INTRODUCTION: Non-small cell lung cancer (NSCLC) patients who do not respond to standard of care treatment can have activating mutations in the epidermal growth factor receptor (EGFR) and mesenchymal epithelial transition factor (cMET) signaling pathways, as well as having enhanced levels of vascular endothelial growth factor (VEGF). To combat such resistance mechanisms, TAVO412, was engineered to control aberrant cMET, VEGF-A, and EGFR activities. METHODS: In vitro assays assessed TAVO412's cell binding, ligand blockade, phosphorylation inhibition, and Fc effector functions. In vivo efficacy was evaluated in NSCLC xenograft models, with subsequent tumor resection for ex vivo quantification of EGFR and cMET levels. RESULTS: TAVO412 robustly suppressed ligand-induced phosphorylation of EGFR and cMET in NSCLC cell lines.
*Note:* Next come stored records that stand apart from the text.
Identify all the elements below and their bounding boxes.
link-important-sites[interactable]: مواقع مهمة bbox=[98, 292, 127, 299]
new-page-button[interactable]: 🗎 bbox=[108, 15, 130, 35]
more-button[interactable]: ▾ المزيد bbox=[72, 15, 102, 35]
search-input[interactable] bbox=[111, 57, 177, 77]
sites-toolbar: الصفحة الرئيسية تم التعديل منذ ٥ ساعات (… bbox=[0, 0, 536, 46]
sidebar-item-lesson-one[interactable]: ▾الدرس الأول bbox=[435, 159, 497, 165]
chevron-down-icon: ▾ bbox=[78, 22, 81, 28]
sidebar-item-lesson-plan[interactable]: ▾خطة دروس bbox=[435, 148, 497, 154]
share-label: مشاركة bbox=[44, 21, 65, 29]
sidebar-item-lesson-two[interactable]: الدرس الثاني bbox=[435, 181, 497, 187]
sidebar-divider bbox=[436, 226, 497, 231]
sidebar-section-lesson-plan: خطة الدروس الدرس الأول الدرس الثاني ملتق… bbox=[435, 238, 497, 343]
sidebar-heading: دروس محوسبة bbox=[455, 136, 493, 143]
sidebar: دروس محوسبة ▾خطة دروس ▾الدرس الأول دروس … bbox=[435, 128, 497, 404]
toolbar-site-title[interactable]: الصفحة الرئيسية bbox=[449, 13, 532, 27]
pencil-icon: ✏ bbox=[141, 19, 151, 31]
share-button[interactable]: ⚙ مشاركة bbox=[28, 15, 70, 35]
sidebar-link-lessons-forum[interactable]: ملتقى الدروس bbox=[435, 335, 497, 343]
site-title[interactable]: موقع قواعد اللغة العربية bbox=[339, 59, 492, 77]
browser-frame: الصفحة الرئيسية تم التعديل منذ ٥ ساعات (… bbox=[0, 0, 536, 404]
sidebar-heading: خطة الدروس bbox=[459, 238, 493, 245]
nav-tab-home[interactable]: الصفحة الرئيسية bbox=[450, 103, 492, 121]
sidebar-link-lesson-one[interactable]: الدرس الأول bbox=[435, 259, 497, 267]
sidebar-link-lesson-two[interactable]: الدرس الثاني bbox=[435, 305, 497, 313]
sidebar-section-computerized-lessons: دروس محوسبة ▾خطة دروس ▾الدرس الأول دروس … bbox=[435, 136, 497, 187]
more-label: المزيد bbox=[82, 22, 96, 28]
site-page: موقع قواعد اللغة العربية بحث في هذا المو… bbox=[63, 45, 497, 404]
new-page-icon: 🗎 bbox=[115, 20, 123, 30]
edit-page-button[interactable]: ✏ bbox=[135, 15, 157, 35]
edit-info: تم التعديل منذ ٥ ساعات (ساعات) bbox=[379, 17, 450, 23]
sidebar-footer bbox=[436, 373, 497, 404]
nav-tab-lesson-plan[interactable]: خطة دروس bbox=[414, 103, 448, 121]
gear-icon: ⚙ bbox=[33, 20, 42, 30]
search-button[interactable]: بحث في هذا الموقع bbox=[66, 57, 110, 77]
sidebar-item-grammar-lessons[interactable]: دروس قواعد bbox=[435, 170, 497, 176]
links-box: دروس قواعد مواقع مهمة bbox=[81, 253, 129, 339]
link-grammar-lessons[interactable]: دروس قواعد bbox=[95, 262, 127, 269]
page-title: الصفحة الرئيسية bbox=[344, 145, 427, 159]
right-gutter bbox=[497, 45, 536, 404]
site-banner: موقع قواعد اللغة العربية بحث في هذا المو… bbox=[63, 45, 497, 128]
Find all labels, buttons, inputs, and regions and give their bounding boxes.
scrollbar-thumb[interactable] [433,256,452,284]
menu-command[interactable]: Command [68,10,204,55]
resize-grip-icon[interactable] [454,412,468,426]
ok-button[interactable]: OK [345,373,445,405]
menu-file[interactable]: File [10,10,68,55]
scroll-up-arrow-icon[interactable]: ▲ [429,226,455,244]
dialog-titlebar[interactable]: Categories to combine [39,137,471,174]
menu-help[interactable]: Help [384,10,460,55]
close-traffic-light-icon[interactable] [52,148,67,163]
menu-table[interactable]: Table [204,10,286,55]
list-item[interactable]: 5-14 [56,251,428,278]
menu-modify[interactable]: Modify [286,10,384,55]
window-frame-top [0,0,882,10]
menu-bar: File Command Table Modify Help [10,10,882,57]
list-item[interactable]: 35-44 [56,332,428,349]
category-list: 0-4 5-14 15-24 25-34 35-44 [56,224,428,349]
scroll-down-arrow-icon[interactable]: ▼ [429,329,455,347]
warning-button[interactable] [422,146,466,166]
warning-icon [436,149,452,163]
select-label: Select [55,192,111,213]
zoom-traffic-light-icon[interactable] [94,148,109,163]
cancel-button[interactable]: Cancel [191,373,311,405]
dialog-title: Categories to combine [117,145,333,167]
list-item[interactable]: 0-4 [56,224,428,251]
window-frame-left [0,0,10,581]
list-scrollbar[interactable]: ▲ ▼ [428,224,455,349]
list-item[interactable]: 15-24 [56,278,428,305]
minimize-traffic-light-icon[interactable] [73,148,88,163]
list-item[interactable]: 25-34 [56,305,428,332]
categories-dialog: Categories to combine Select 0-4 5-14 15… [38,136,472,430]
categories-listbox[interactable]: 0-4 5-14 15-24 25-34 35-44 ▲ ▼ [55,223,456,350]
TAVO412 demonstrated more potent antitumor activity than amivantamab and cetuximab in NSCLC xenograft models using cell lines with varying levels of mutant and wild-type EGFR and cMET. In addition, TAVO412 had both EGFR/ cMET receptor degradation and enhanced Fc effector functions for tumor cell cytotoxicity. Moreover, TAVO412 in combination with osimertinib, lazertinib, docetaxel, and radiotherapy, resulted in complete and durable regression of NSCLC xenograft tumors. DISCUSSION: These findings highlight TAVO412 as a promising therapeutic agent with multiple mechanisms of action and strong potential for synergistic combinations in NSCLC treatment.